Two hundred or so miles away in Wales, life is changing for an anxious young boy called Roald. Having recently lost his older sister and now his father, the once happy six-year-old has found solace and comfort in books. The beloved tales of Peter Rabbit and Jemima Puddle-Duck fill his mind, distracting him from the funeral, sadness and the revelation that he might be sent to boarding school.

Wanting to run away, he is encouraged by his mother Sofie (Jessica Hynes) to follow his dreams and visit his hero Beatrix Potter. Roald pushes his anxiety aside and they set off on his first big adventure. Their extraordinary journey is filled with unpredictable and humorous characters all of whom ignite Roald's imagination and provide comfort to his grieving mother.

The dream of meeting his favourite author is realised and their special encounter proves to be a magical and life changing moment for both.

==Cast==
- Dawn French as Beatrix Potter
- Rob Brydon as William Heelis
- Jessica Hynes as Sofie Dahl
- Harry Tayler as Roald Dahl
- Alison Steadman as Dora
- Bill Bailey as Bona Fide Gent
- Nina Sosanya as Anne Landy
- Nick Mohammed as Mr Entwhistle

==Production==

=== Filming ===
Roald & Beatrix: The Tail of the Curious Mouse was filmed in Wales.

=== Title sequence ===
The title sequence is animated to look like layers of cut out paper. It was made by Peter Anderson Studio. The sequence won an RTS award in the category 'Design – Titles' in 2021, with the jury noting “these titles were, enchanting, playful and nicely put together.

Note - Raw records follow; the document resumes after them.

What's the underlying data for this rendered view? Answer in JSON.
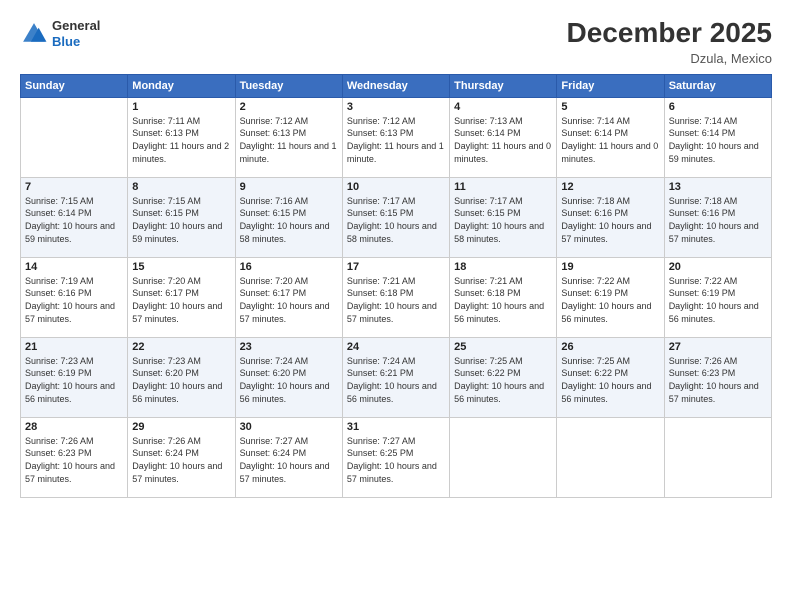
{
  "header": {
    "logo_general": "General",
    "logo_blue": "Blue",
    "month_title": "December 2025",
    "location": "Dzula, Mexico"
  },
  "days_of_week": [
    "Sunday",
    "Monday",
    "Tuesday",
    "Wednesday",
    "Thursday",
    "Friday",
    "Saturday"
  ],
  "weeks": [
    [
      {
        "day": "",
        "sunrise": "",
        "sunset": "",
        "daylight": ""
      },
      {
        "day": "1",
        "sunrise": "Sunrise: 7:11 AM",
        "sunset": "Sunset: 6:13 PM",
        "daylight": "Daylight: 11 hours and 2 minutes."
      },
      {
        "day": "2",
        "sunrise": "Sunrise: 7:12 AM",
        "sunset": "Sunset: 6:13 PM",
        "daylight": "Daylight: 11 hours and 1 minute."
      },
      {
        "day": "3",
        "sunrise": "Sunrise: 7:12 AM",
        "sunset": "Sunset: 6:13 PM",
        "daylight": "Daylight: 11 hours and 1 minute."
      },
      {
        "day": "4",
        "sunrise": "Sunrise: 7:13 AM",
        "sunset": "Sunset: 6:14 PM",
        "daylight": "Daylight: 11 hours and 0 minutes."
      },
      {
        "day": "5",
        "sunrise": "Sunrise: 7:14 AM",
        "sunset": "Sunset: 6:14 PM",
        "daylight": "Daylight: 11 hours and 0 minutes."
      },
      {
        "day": "6",
        "sunrise": "Sunrise: 7:14 AM",
        "sunset": "Sunset: 6:14 PM",
        "daylight": "Daylight: 10 hours and 59 minutes."
      }
    ],
    [
      {
        "day": "7",
        "sunrise": "Sunrise: 7:15 AM",
        "sunset": "Sunset: 6:14 PM",
        "daylight": "Daylight: 10 hours and 59 minutes."
      },
      {
        "day": "8",
        "sunrise": "Sunrise: 7:15 AM",
        "sunset": "Sunset: 6:15 PM",
        "daylight": "Daylight: 10 hours and 59 minutes."
      },
      {
        "day": "9",
        "sunrise": "Sunrise: 7:16 AM",
        "sunset": "Sunset: 6:15 PM",
        "daylight": "Daylight: 10 hours and 58 minutes."
      },
      {
        "day": "10",
        "sunrise": "Sunrise: 7:17 AM",
        "sunset": "Sunset: 6:15 PM",
        "daylight": "Daylight: 10 hours and 58 minutes."
      },
      {
        "day": "11",
        "sunrise": "Sunrise: 7:17 AM",
        "sunset": "Sunset: 6:15 PM",
        "daylight": "Daylight: 10 hours and 58 minutes."
      },
      {
        "day": "12",
        "sunrise": "Sunrise: 7:18 AM",
        "sunset": "Sunset: 6:16 PM",
        "daylight": "Daylight: 10 hours and 57 minutes."
      },
      {
        "day": "13",
        "sunrise": "Sunrise: 7:18 AM",
        "sunset": "Sunset: 6:16 PM",
        "daylight": "Daylight: 10 hours and 57 minutes."
      }
    ],
    [
      {
        "day": "14",
        "sunrise": "Sunrise: 7:19 AM",
        "sunset": "Sunset: 6:16 PM",
        "daylight": "Daylight: 10 hours and 57 minutes."
      },
      {
        "day": "15",
        "sunrise": "Sunrise: 7:20 AM",
        "sunset": "Sunset: 6:17 PM",
        "daylight": "Daylight: 10 hours and 57 minutes."
      },
      {
        "day": "16",
        "sunrise": "Sunrise: 7:20 AM",
        "sunset": "Sunset: 6:17 PM",
        "daylight": "Daylight: 10 hours and 57 minutes."
      },
      {
        "day": "17",
        "sunrise": "Sunrise: 7:21 AM",
        "sunset": "Sunset: 6:18 PM",
        "daylight": "Daylight: 10 hours and 57 minutes."
      },
      {
        "day": "18",
        "sunrise": "Sunrise: 7:21 AM",
        "sunset": "Sunset: 6:18 PM",
        "daylight": "Daylight: 10 hours and 56 minutes."
      },
      {
        "day": "19",
        "sunrise": "Sunrise: 7:22 AM",
        "sunset": "Sunset: 6:19 PM",
        "daylight": "Daylight: 10 hours and 56 minutes."
      },
      {
        "day": "20",
        "sunrise": "Sunrise: 7:22 AM",
        "sunset": "Sunset: 6:19 PM",
        "daylight": "Daylight: 10 hours and 56 minutes."
      }
    ],
    [
      {
        "day": "21",
        "sunrise": "Sunrise: 7:23 AM",
        "sunset": "Sunset: 6:19 PM",
        "daylight": "Daylight: 10 hours and 56 minutes."
      },
      {
        "day": "22",
        "sunrise": "Sunrise: 7:23 AM",
        "sunset": "Sunset: 6:20 PM",
        "daylight": "Daylight: 10 hours and 56 minutes."
      },
      {
        "day": "23",
        "sunrise": "Sunrise: 7:24 AM",
        "sunset": "Sunset: 6:20 PM",
        "daylight": "Daylight: 10 hours and 56 minutes."
      },
      {
        "day": "24",
        "sunrise": "Sunrise: 7:24 AM",
        "sunset": "Sunset: 6:21 PM",
        "daylight": "Daylight: 10 hours and 56 minutes."
      },
      {
        "day": "25",
        "sunrise": "Sunrise: 7:25 AM",
        "sunset": "Sunset: 6:22 PM",
        "daylight": "Daylight: 10 hours and 56 minutes."
      },
      {
        "day": "26",
        "sunrise": "Sunrise: 7:25 AM",
        "sunset": "Sunset: 6:22 PM",
        "daylight": "Daylight: 10 hours and 56 minutes."
      },
      {
        "day": "27",
        "sunrise": "Sunrise: 7:26 AM",
        "sunset": "Sunset: 6:23 PM",
        "daylight": "Daylight: 10 hours and 57 minutes."
      }
    ],
    [
      {
        "day": "28",
        "sunrise": "Sunrise: 7:26 AM",
        "sunset": "Sunset: 6:23 PM",
        "daylight": "Daylight: 10 hours and 57 minutes."
      },
      {
        "day": "29",
        "sunrise": "Sunrise: 7:26 AM",
        "sunset": "Sunset: 6:24 PM",
        "daylight": "Daylight: 10 hours and 57 minutes."
      },
      {
        "day": "30",
        "sunrise": "Sunrise: 7:27 AM",
        "sunset": "Sunset: 6:24 PM",
        "daylight": "Daylight: 10 hours and 57 minutes."
      },
      {
        "day": "31",
        "sunrise": "Sunrise: 7:27 AM",
        "sunset": "Sunset: 6:25 PM",
        "daylight": "Daylight: 10 hours and 57 minutes."
      },
      {
        "day": "",
        "sunrise": "",
        "sunset": "",
        "daylight": ""
      },
      {
        "day": "",
        "sunrise": "",
        "sunset": "",
        "daylight": ""
      },
      {
        "day": "",
        "sunrise": "",
        "sunset": "",
        "daylight": ""
      }
    ]
  ]
}
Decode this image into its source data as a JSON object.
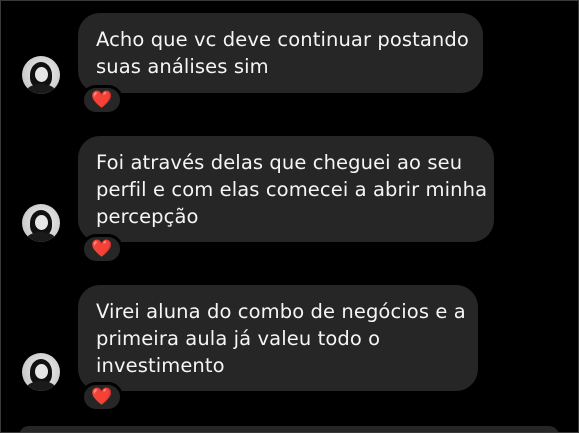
{
  "messages": [
    {
      "lines": [
        "Acho que vc deve continuar postando",
        "suas análises sim"
      ],
      "reaction": "❤️",
      "reaction_icon": "heart-icon"
    },
    {
      "lines": [
        "Foi através delas que cheguei ao seu",
        "perfil e com elas comecei a abrir minha",
        "percepção"
      ],
      "reaction": "❤️",
      "reaction_icon": "heart-icon"
    },
    {
      "lines": [
        "Virei aluna do combo de negócios e a",
        "primeira aula já valeu todo o",
        "investimento"
      ],
      "reaction": "❤️",
      "reaction_icon": "heart-icon"
    }
  ],
  "colors": {
    "background": "#000000",
    "bubble": "#262626",
    "text": "#f5f5f5",
    "heart": "#ff2d3f"
  }
}
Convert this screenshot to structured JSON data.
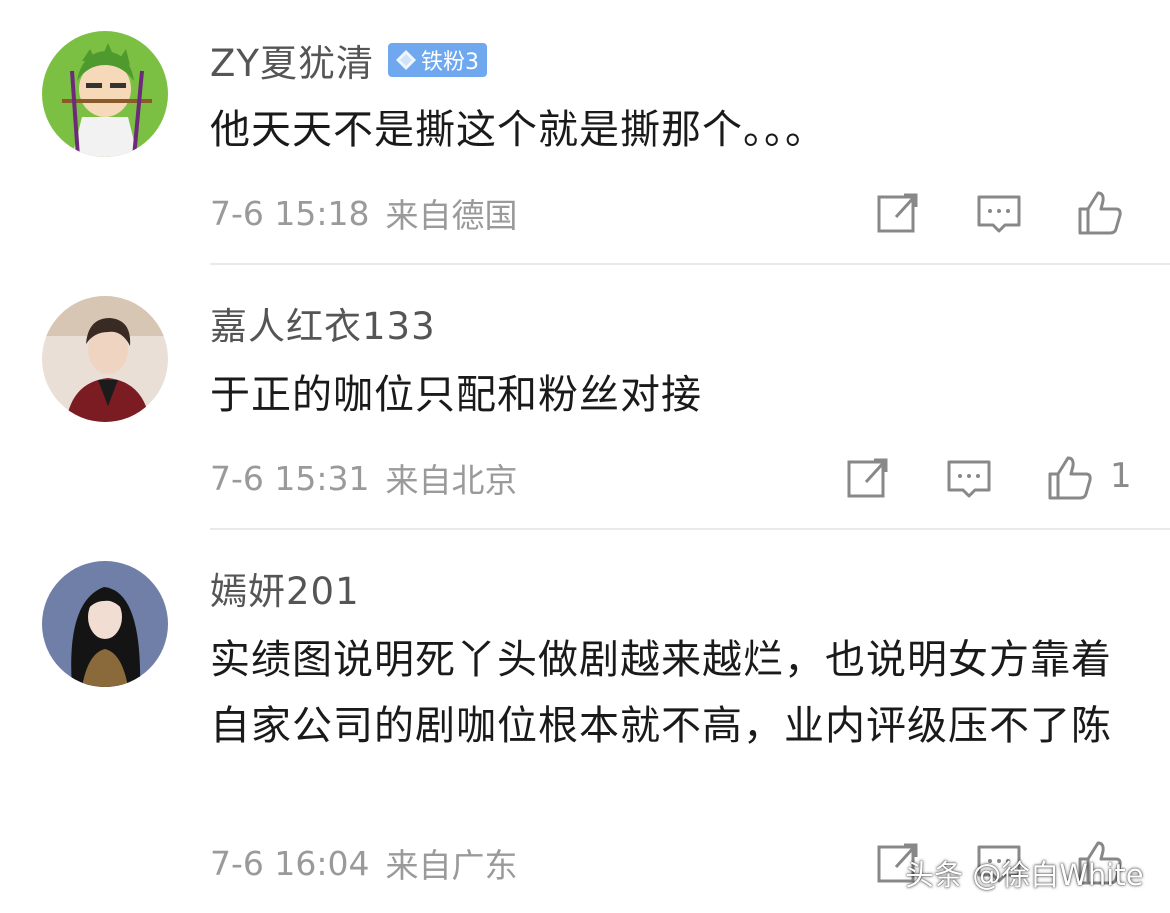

They were charming and original and were everything a title sequence should be”. The sequence was also nominated for a BAFTA award at the British Academy Television Craft Awards in the category 'Television Craft | Titles & Graphic Identity' in 2021.

== Critical reception ==
Reviewing the book for the Financial Times, Suzy Feay wrote "a Christmas classic is born". Anita Singh at The Telegraph gave it three stars and called it "A sweet tale of a very unlikely meeting". The Spectator said it was "essential national viewing". while The Independent also gave it three stars with Adam White mentioning "This only-slightly-true Sky One film is gentle fun for all the family." Lauren Morris at The Radio Times gave it four stars, describing it as a "heart-warming Christmas tonic for fans of all ages."